The US Federal Reserve has left monetary policy unchanged as it offered a slightly brighter view of the prospects for the economy, although it appeared to keep the door open for more easing by saying there were still risks to growth.
The statement by the Federal Open Market Committee gave no indication that it was considering more purchases of mortgage-backed securities or a major overhaul in its communications policies, two options that appeared to be on the table.
"Economic growth strengthened somewhat in the third quarter," the Fed said in its post-meeting statement. "There are significant downside risks to the economic outlook, including strains in global financial markets."
However, Charles Evans, president of the Chicago Fed, dissented against the decision because he believed the central bank should take additional policy action at this meeting.

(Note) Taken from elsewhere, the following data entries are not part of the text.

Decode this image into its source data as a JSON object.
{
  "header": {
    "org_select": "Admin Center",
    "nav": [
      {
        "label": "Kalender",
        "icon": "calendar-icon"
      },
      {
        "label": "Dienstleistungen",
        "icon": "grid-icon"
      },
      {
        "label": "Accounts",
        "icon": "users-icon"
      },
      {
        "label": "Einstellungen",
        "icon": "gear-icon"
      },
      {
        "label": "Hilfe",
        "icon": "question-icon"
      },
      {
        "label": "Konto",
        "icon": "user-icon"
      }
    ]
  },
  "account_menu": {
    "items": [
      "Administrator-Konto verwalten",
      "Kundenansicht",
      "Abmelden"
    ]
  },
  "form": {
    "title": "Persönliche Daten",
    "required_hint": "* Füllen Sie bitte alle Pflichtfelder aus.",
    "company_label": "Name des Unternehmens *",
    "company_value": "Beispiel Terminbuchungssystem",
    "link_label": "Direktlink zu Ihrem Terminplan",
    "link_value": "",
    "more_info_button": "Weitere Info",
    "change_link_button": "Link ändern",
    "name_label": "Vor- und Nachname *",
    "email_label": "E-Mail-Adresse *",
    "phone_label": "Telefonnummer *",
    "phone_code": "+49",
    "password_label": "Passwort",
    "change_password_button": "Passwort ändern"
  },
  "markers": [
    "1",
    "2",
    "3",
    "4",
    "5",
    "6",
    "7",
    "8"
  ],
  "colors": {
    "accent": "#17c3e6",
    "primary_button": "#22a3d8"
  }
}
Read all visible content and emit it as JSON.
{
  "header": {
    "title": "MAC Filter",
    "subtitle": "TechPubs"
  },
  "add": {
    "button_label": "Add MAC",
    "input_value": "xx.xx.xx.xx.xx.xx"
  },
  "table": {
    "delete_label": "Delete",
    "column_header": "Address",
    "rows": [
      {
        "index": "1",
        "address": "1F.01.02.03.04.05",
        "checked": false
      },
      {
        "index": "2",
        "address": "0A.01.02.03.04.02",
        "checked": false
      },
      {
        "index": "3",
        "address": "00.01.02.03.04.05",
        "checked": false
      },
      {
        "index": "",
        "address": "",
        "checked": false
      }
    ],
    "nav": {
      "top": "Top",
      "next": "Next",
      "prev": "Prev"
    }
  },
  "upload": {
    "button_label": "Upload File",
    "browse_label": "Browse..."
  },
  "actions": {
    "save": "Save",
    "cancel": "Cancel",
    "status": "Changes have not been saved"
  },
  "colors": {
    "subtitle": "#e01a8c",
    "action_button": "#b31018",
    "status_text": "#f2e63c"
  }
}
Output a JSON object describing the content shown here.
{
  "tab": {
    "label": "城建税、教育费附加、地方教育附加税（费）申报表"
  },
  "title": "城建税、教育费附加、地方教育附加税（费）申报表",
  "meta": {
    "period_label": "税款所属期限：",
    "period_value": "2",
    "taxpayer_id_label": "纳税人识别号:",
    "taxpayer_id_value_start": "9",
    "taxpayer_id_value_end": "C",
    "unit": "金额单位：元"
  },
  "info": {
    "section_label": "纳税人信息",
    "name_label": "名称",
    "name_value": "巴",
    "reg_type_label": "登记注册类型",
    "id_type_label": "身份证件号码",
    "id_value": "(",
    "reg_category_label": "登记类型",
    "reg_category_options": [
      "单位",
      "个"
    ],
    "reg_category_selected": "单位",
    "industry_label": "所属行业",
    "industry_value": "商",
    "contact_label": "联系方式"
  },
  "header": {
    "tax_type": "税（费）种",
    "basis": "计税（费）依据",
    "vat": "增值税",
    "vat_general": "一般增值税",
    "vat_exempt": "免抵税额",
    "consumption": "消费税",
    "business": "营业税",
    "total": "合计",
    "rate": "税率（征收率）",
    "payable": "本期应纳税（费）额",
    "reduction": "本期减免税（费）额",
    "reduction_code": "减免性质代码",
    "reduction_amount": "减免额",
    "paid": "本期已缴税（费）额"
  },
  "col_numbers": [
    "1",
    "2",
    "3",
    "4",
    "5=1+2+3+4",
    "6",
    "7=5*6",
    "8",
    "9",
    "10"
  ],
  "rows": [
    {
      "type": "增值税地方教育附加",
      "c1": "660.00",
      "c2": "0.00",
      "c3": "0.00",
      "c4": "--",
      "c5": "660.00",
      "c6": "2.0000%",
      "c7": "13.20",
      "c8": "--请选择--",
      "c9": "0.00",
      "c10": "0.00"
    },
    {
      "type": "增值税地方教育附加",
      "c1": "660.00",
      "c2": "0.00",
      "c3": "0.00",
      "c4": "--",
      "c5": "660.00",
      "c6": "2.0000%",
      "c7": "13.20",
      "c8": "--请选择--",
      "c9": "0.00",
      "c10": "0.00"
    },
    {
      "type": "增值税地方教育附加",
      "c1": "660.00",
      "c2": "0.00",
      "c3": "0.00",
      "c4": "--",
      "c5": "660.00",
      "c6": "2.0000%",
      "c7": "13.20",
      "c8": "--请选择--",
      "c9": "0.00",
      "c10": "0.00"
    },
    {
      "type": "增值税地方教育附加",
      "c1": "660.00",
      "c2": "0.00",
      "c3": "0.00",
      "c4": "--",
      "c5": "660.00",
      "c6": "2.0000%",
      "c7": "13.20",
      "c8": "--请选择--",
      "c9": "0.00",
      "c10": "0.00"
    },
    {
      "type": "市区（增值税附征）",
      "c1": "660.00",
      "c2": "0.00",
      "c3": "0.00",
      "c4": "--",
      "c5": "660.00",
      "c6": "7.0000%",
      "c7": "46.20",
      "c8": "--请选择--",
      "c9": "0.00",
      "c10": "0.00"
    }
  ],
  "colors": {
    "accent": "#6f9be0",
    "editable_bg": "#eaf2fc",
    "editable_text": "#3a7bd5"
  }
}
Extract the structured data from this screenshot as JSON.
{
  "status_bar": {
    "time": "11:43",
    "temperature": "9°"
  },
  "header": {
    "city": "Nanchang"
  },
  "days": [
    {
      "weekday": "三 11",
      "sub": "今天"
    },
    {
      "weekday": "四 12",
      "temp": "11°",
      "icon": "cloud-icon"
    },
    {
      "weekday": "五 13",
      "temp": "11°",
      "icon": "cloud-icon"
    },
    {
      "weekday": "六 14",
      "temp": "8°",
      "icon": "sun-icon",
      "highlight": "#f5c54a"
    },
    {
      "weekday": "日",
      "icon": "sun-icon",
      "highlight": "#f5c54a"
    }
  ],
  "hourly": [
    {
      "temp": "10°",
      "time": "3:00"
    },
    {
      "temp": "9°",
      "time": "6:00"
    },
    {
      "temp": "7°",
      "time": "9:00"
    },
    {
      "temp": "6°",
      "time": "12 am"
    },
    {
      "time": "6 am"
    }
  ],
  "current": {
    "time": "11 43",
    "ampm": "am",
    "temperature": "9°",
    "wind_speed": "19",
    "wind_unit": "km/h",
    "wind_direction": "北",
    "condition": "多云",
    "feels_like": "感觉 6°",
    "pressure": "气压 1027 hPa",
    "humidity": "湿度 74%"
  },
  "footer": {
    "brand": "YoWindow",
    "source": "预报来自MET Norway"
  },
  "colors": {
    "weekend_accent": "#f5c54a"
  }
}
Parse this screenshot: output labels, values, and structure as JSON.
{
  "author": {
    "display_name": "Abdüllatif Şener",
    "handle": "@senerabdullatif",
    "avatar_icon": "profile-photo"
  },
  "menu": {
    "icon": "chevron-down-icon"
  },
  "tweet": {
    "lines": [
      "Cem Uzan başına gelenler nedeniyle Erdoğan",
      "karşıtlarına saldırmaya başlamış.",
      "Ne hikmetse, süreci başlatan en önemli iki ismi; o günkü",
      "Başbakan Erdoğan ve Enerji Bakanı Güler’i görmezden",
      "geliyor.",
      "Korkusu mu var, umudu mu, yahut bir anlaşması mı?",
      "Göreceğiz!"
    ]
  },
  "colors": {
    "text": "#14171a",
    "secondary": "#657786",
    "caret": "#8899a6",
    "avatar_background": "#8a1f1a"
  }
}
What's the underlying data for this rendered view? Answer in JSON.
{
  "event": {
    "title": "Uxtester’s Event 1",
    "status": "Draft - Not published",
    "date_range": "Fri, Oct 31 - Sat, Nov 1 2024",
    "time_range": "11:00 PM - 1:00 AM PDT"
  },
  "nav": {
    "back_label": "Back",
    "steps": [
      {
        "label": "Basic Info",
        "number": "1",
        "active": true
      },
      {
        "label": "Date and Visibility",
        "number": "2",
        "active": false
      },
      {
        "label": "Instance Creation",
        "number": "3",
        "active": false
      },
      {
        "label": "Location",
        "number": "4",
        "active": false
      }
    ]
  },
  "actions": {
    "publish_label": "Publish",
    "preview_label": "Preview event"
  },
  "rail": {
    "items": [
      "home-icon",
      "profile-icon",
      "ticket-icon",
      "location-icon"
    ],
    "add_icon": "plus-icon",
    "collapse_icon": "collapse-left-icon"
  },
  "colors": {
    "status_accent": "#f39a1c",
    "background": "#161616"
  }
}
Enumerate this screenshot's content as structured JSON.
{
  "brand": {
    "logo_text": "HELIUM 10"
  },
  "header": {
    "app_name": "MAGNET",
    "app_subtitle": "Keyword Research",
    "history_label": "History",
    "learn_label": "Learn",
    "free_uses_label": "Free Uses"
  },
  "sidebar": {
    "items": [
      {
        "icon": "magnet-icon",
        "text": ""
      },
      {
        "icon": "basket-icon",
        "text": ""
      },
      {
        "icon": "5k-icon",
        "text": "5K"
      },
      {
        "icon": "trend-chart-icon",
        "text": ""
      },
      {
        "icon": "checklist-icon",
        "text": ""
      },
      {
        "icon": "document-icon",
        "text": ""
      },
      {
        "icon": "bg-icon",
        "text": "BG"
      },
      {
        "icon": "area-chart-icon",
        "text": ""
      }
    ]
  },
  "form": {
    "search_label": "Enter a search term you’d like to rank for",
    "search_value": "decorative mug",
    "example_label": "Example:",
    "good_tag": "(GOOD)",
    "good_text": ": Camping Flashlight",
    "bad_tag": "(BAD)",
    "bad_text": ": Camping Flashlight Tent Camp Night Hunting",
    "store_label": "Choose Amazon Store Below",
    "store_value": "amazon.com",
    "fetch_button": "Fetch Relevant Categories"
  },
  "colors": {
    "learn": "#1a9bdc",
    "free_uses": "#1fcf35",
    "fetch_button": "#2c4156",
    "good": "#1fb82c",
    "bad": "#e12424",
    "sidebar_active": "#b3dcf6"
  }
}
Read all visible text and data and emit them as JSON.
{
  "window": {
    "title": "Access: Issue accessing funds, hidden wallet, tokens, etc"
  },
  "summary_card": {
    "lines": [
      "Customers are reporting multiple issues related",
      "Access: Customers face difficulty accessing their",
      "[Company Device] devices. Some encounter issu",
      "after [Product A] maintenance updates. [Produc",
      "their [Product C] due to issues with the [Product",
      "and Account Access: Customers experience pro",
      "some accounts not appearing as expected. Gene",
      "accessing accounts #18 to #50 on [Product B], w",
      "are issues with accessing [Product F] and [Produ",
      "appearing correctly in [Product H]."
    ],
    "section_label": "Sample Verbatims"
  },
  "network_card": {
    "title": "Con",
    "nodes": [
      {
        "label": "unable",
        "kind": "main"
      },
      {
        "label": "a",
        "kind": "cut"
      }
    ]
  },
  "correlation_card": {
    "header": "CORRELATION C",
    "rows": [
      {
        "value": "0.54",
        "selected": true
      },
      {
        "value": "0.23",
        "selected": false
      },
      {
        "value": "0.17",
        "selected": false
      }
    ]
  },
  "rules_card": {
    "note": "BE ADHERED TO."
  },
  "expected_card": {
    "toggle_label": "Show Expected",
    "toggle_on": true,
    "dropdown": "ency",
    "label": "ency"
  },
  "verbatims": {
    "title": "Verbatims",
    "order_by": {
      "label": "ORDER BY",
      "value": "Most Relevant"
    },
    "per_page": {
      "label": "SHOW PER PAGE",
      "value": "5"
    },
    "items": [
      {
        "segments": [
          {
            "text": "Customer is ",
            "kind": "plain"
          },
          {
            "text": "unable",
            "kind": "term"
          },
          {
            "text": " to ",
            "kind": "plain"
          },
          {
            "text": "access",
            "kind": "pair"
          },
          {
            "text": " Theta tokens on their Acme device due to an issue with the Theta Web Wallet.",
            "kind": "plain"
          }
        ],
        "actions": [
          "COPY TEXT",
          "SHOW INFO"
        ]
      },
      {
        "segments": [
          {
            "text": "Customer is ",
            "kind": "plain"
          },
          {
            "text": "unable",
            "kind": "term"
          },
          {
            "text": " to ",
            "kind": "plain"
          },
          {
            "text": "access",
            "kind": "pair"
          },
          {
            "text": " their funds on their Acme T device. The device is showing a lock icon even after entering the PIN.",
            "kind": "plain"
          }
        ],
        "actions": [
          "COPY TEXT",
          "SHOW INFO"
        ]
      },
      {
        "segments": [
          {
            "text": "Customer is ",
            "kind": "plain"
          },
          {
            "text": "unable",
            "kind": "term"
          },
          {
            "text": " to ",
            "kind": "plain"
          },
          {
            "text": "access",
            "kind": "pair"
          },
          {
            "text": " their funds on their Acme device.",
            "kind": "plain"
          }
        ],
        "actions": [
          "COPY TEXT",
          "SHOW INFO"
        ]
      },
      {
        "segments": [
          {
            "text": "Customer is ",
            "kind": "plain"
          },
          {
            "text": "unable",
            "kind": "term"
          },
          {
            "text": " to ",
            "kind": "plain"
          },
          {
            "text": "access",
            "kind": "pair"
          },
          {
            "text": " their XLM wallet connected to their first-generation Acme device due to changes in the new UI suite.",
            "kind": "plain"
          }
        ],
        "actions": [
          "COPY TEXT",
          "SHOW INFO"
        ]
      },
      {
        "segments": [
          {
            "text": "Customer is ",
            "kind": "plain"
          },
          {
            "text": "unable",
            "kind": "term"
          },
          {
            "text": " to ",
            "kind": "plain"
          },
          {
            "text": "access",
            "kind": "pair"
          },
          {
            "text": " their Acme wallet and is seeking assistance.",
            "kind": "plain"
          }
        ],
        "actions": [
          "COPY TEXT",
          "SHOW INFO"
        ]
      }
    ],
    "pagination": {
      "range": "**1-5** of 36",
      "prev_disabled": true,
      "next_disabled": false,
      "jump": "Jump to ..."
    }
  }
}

Hinting that further bond purchases remain an option, the central bank reiterated that it was prepared to adjust its balance sheet as needed to foster recovery.
Analysts will get more clarity on the Fed's outlook for the economy when the Fed releases quarterly economic forecasts later today, followed shortly after by a news conference with Fed Chairman Ben Bernanke.
Economists said the statement included few surprises but saw the language change to indicate a stronger assessment of the economy at present, but a poorer outlook in coming quarters.
"Although this statement does shift the balance of debate within the Fed towards more easing, it is hard to interpret it as a deliberate attempt to soften up markets for a December QE3 package," said ING economist Rob Carnell.
"That may still be what happens. But if so, it will be partly determined by events largely outside the control of the Fed - mainly the unfolding saga in Europe, and how markets react, as well as any progress in US labour markets."